Desi Williams

Personal information
- Full name: Desi Williams
- Born: 24 September 1985 (age 40)

Playing information
- Position: Wing
Club
| Years | Team | Pld | T | G | FG | P |
| 2004 | Wigan Warriors | 2 | 0 | 0 | 0 | 0 |
| 2006 | Hull Kingston Rovers | 3 | 1 | 0 | 0 | 4 |
| 2006(loan) | →Barrow Raiders | 4 | 1 | 0 | 0 | 4 |
| 2006(loan) | →Oldham RLFC | 11 | 4 | 0 | 0 | 16 |
| 2007 | Swinton Lions | 13 | 7 | 0 | 0 | 28 |
|  | Total | 33 | 13 | 0 | 0 | 52 |
- Source:

= Desi Williams =

English rugby league footballer

Desi Williams is a former professional rugby league footballer born in London, England.

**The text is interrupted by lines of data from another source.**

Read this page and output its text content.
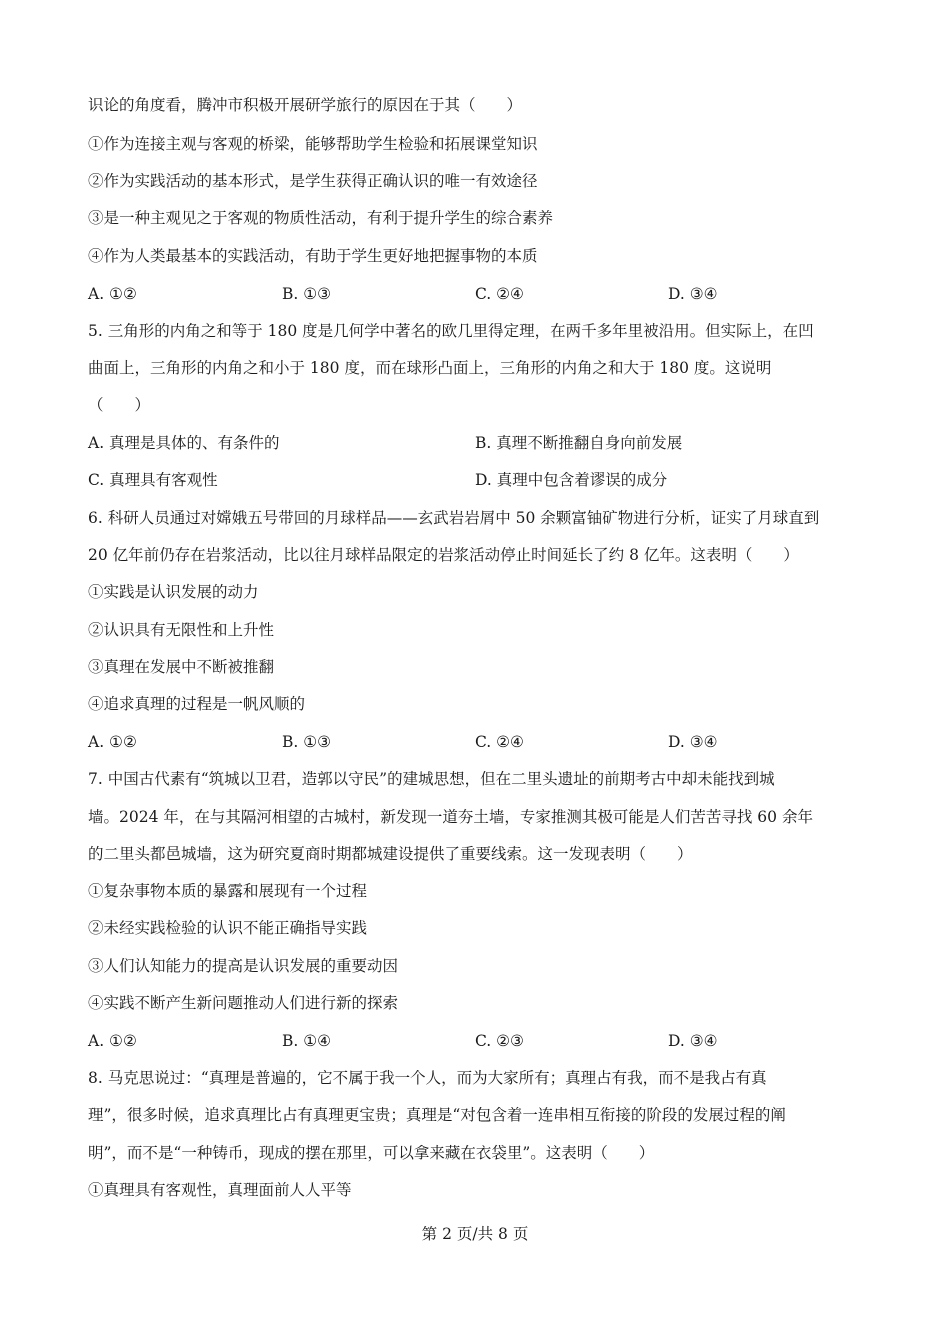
识论的角度看，腾冲市积极开展研学旅行的原因在于其（　　）
①作为连接主观与客观的桥梁，能够帮助学生检验和拓展课堂知识
②作为实践活动的基本形式，是学生获得正确认识的唯一有效途径
③是一种主观见之于客观的物质性活动，有利于提升学生的综合素养
④作为人类最基本的实践活动，有助于学生更好地把握事物的本质
A. ①②	B. ①③	C. ②④	D. ③④
5. 三角形的内角之和等于 180 度是几何学中著名的欧几里得定理，在两千多年里被沿用。但实际上，在凹
曲面上，三角形的内角之和小于 180 度，而在球形凸面上，三角形的内角之和大于 180 度。这说明
（　　）
A. 真理是具体的、有条件的	B. 真理不断推翻自身向前发展
C. 真理具有客观性	D. 真理中包含着谬误的成分
6. 科研人员通过对嫦娥五号带回的月球样品——玄武岩岩屑中 50 余颗富铀矿物进行分析，证实了月球直到
20 亿年前仍存在岩浆活动，比以往月球样品限定的岩浆活动停止时间延长了约 8 亿年。这表明（　　）
①实践是认识发展的动力
②认识具有无限性和上升性
③真理在发展中不断被推翻
④追求真理的过程是一帆风顺的
A. ①②	B. ①③	C. ②④	D. ③④
7. 中国古代素有“筑城以卫君，造郭以守民”的建城思想，但在二里头遗址的前期考古中却未能找到城
墙。2024 年，在与其隔河相望的古城村，新发现一道夯土墙，专家推测其极可能是人们苦苦寻找 60 余年
的二里头都邑城墙，这为研究夏商时期都城建设提供了重要线索。这一发现表明（　　）
①复杂事物本质的暴露和展现有一个过程
②未经实践检验的认识不能正确指导实践
③人们认知能力的提高是认识发展的重要动因
④实践不断产生新问题推动人们进行新的探索
A. ①②	B. ①④	C. ②③	D. ③④
8. 马克思说过：“真理是普遍的，它不属于我一个人，而为大家所有；真理占有我，而不是我占有真
理”，很多时候，追求真理比占有真理更宝贵；真理是“对包含着一连串相互衔接的阶段的发展过程的阐
明”，而不是“一种铸币，现成的摆在那里，可以拿来藏在衣袋里”。这表明（　　）
①真理具有客观性，真理面前人人平等
第 2 页/共 8 页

He started his career at London Skolars before being signed by Wigan Warriors, and playing in the successful Youth Academy at Wigan in which he was a regular player, normally starting on the Wing.

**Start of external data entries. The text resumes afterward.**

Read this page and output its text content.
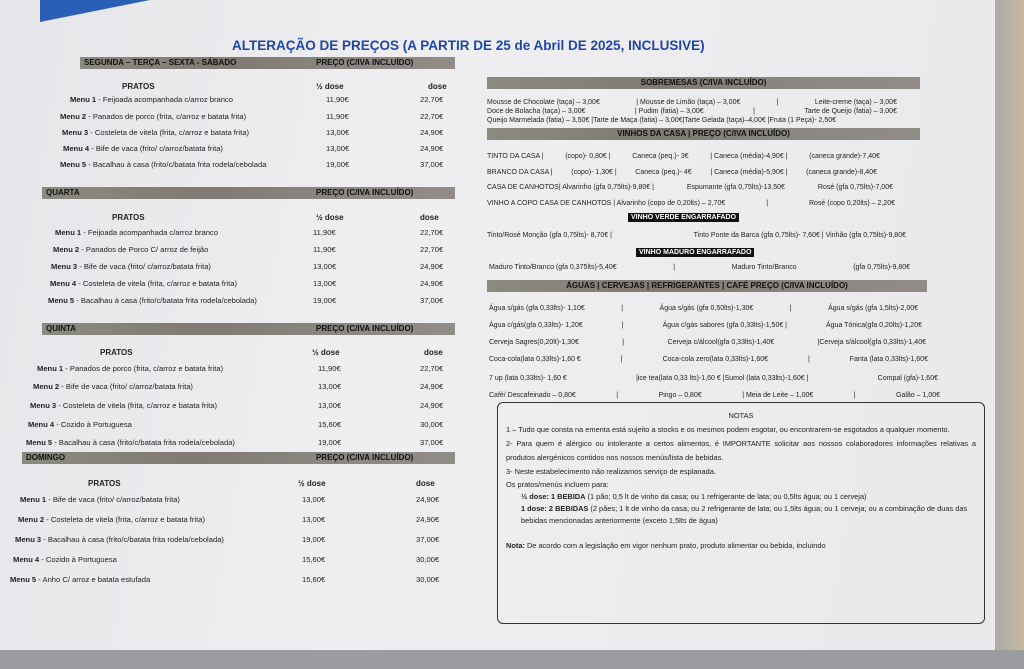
ALTERAÇÃO DE PREÇOS (A PARTIR DE 25 de Abril DE 2025, INCLUSIVE)
SEGUNDA – TERÇA – SEXTA - SÁBADO	PREÇO (C/IVA INCLUÍDO)
PRATOS	½ dose	dose
Menu 1 - Feijoada acompanhada c/arroz branco	11,90€	22,70€
Menu 2 - Panados de porco (frita, c/arroz e batata frita)	11,90€	22,70€
Menu 3 - Costeleta de vitela (frita, c/arroz e batata frita)	13,00€	24,90€
Menu 4 - Bife de vaca (frito/ c/arroz/batata frita)	13,00€	24,90€
Menu 5 - Bacalhau à casa (frito/c/batata frita rodela/cebolada	19,00€	37,00€
QUARTA	PREÇO (C/IVA INCLUÍDO)
PRATOS	½ dose	dose
Menu 1 - Feijoada acompanhada c/arroz branco	11,90€	22,70€
Menu 2 - Panados de Porco C/ arroz de feijão	11,90€	22,70€
Menu 3 - Bife de vaca (frito/ c/arroz/batata frita)	13,00€	24,90€
Menu 4 - Costeleta de vitela (frita, c/arroz e batata frita)	13,00€	24,90€
Menu 5 - Bacalhau à casa (frito/c/batata frita rodela/cebolada)	19,00€	37,00€
QUINTA	PREÇO (C/IVA INCLUÍDO)
PRATOS	½ dose	dose
Menu 1 - Panados de porco (frita, c/arroz e batata frita)	11,90€	22,70€
Menu 2 - Bife de vaca (frito/ c/arroz/batata frita)	13,00€	24,90€
Menu 3 - Costeleta de vitela (frita, c/arroz e batata frita)	13,00€	24,90€
Menu 4 - Cozido à Portuguesa	15,60€	30,00€
Menu 5 - Bacalhau à casa (frito/c/batata frita rodela/cebolada)	19,00€	37,00€
DOMINGO	PREÇO (C/IVA INCLUÍDO)
PRATOS	½ dose	dose
Menu 1 - Bife de vaca (frito/ c/arroz/batata frita)	13,00€	24,90€
Menu 2 - Costeleta de vitela (frita, c/arroz e batata frita)	13,00€	24,90€
Menu 3 - Bacalhau à casa (frito/c/batata frita rodela/cebolada)	19,00€	37,00€
Menu 4 - Cozido à Portuguesa	15,60€	30,00€
Menu 5 - Anho C/ arroz e batata estufada	15,60€	30,00€
SOBREMESAS (C/IVA INCLUÍDO)
Mousse de Chocolate (taça) – 3,00€	| Mousse de Limão (taça) – 3,00€	|	Leite-creme (taça) – 3,00€
Doce de Bolacha (taça) – 3,00€	| Pudim (fatia) – 3,00€	|	Tarte de Queijo (fatia) – 3,00€
Queijo Marmelada (fatia) – 3,50€ |Tarte de Maça (fatia) – 3,00€|Tarte Gelada (taça)–4,00€ |Fruta (1 Peça)- 2,50€
VINHOS DA CASA | PREÇO (C/IVA INCLUÍDO)
TINTO DA CASA |	(copo)- 0,80€ |	Caneca (peq.)- 3€	| Caneca (média)-4,90€ |	(caneca grande)-7,40€
BRANCO DA CASA |	(copo)- 1,30€ |	Caneca (peq.)- 4€	| Caneca (média)-5,90€ |	(caneca grande)-8,40€
CASA DE CANHOTOS| Alvarinho (gfa 0,75lts)-9,80€ |	Espumante (gfa 0,75lts)-13.50€	Rosé (gfa 0,75lts)-7,00€
VINHO A COPO CASA DE CANHOTOS | Alvarinho (copo de 0,20lts) – 2,70€	|	Rosé (copo 0,20lts) – 2,20€
VINHO VERDE ENGARRAFADO
Tinto/Rosé Monção (gfa 0,75lts)- 8,70€ |	Tinto Ponte da Barca (gfa 0,75lts)- 7,60€ | Vinhão (gfa 0,75lts)-9,80€
VINHO MADURO ENGARRAFADO
Maduro Tinto/Branco (gfa 0,375lts)-5,40€	|	Maduro Tinto/Branco	(gfa 0,75lts)-9,80€
ÁGUAS | CERVEJAS | REFRIGERANTES | CAFÉ PREÇO (C/IVA INCLUÍDO)
Água s/gás (gfa 0,33lts)- 1,10€	|	Água s/gás (gfa 0,50lts)-1,30€	|	Água s/gás (gfa 1,5lts)-2,00€
Água c/gás(gfa 0,33lts)- 1,20€	|	Água c/gás sabores (gfa 0,33lts)-1,50€ |	Água Tónica(gfa 0,20lts)-1,20€
Cerveja Sagres(0,20lt)-1,30€	|	Cerveja c/álcool(gfa 0,33lts)-1,40€	|Cerveja s/álcool(gfa 0,33lts)-1,40€
Coca-cola(lata 0,33lts)-1,60 €	|	Coca-cola zero(lata 0,33lts)-1,60€	|	Fanta (lata 0,33lts)-1,60€
7 up (lata 0,33lts)- 1,60 €	|ice tea(lata 0,33 lts)-1,60 € |Sumol (lata 0,33lts)-1,60€ |	Compal (gfa)-1,60€
Café/ Descafeinado – 0,80€	|	Pingo – 0,80€	| Meia de Leite – 1,00€	|	Galão – 1,00€

NOTAS

1 – Tudo que consta na ementa está sujeito a stocks e os mesmos podem esgotar, ou encontrarem-se esgotados a qualquer momento.

2- Para quem é alérgico ou intolerante a certos alimentos, é IMPORTANTE solicitar aos nossos colaboradores informações relativas a produtos alergénicos contidos nos nossos menús/lista de bebidas.

3- Neste estabelecimento não realizamos serviço de esplanada.

Os pratos/menús incluem para:

½ dose: 1 BEBIDA (1 pão; 0,5 lt de vinho da casa; ou 1 refrigerante de lata; ou 0,5lts água; ou 1 cerveja)

1 dose: 2 BEBIDAS (2 pães; 1 lt de vinho da casa; ou 2 refrigerante de lata; ou 1,5lts água; ou 1 cerveja; ou a combinação de duas das bebidas mencionadas anteriormente (exceto 1,5lts de água)

Nota: De acordo com a legislação em vigor nenhum prato, produto alimentar ou bebida, incluindo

Desi was taken to Sydney, Australia to play in the successful England U18s team that defeated the Australian Under 18's side. He was given his chance in the first team at Wigan Warriors in 2004. After a decent first game he was criticised for his bad performance a week later against Castleford Tigers in which he dropped numerous high balls in dangerous territory and was subsequently dropped the week later.

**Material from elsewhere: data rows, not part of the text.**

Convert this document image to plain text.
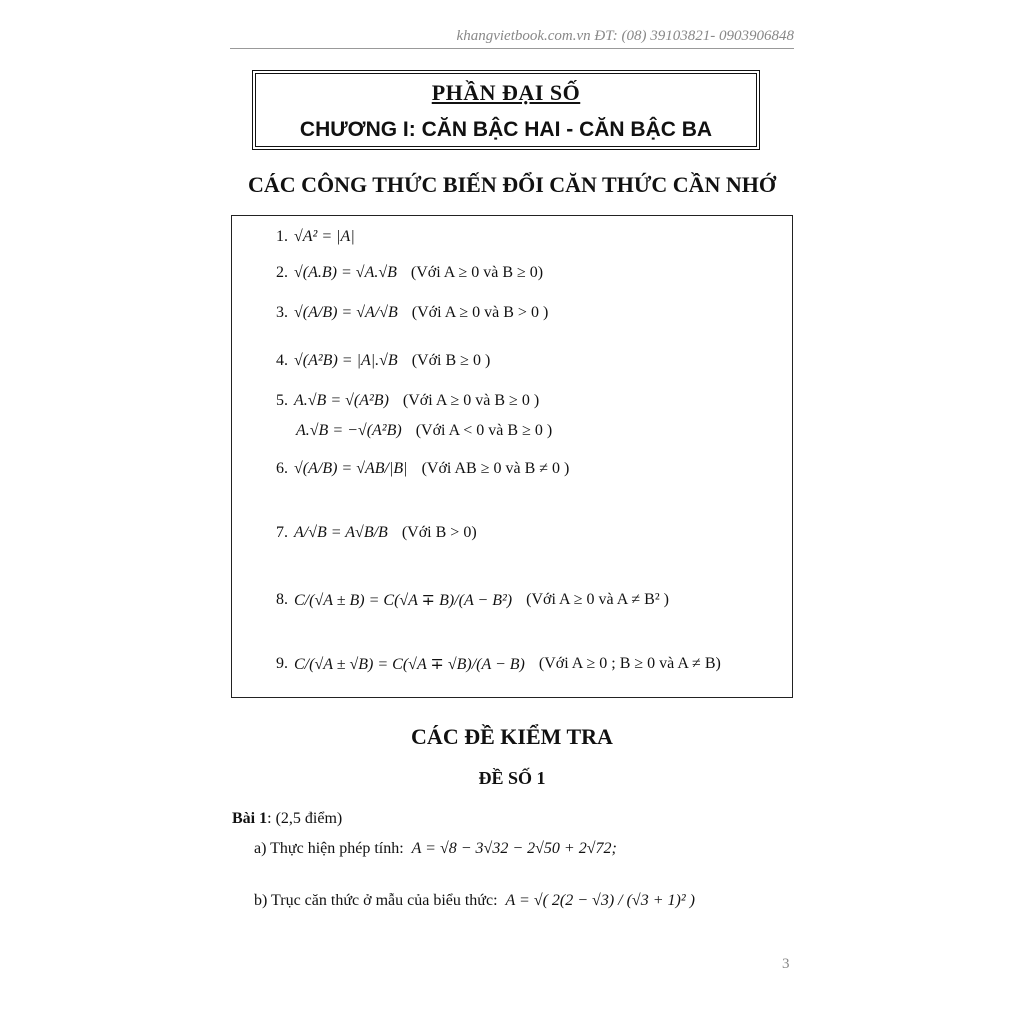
khangvietbook.com.vn ĐT: (08) 39103821- 0903906848
PHẦN ĐẠI SỐ
CHƯƠNG I: CĂN BẬC HAI - CĂN BẬC BA
CÁC CÔNG THỨC BIẾN ĐỔI CĂN THỨC CẦN NHỚ
1. √A² = |A|
2. √(A.B) = √A.√B (Với A ≥ 0 và B ≥ 0)
3. √(A/B) = √A/√B (Với A ≥ 0 và B > 0 )
4. √(A²B) = |A|.√B (Với B ≥ 0 )
5. A.√B = √(A²B) (Với A ≥ 0 và B ≥ 0 )
A.√B = −√(A²B) (Với A < 0 và B ≥ 0 )
6. √(A/B) = √AB/|B| (Với AB ≥ 0 và B ≠ 0 )
7. A/√B = A√B/B (Với B > 0)
8. C/(√A ± B) = C(√A ∓ B)/(A − B²) (Với A ≥ 0 và A ≠ B² )
9. C/(√A ± √B) = C(√A ∓ √B)/(A − B) (Với A ≥ 0 ; B ≥ 0 và A ≠ B)
CÁC ĐỀ KIỂM TRA
ĐỀ SỐ 1
Bài 1 : (2,5 điểm)
a) Thực hiện phép tính: A = √8 − 3√32 − 2√50 + 2√72;
b) Trục căn thức ở mẫu của biểu thức: A = √( 2(2 − √3) / (√3 + 1)² )
3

Desi never made another first team appearance for Wigan again under Ian Millward despite some successful appearances in the Under 21s. He eventually left the Wigan outfit to try his luck at National League One side Hull Kingston Rovers. Desi made a handful of appearances for the Robins before being loaned out to National League One strugglers Oldham but was unable to stop the Roughyeds from avoiding the drop from the National League One this season.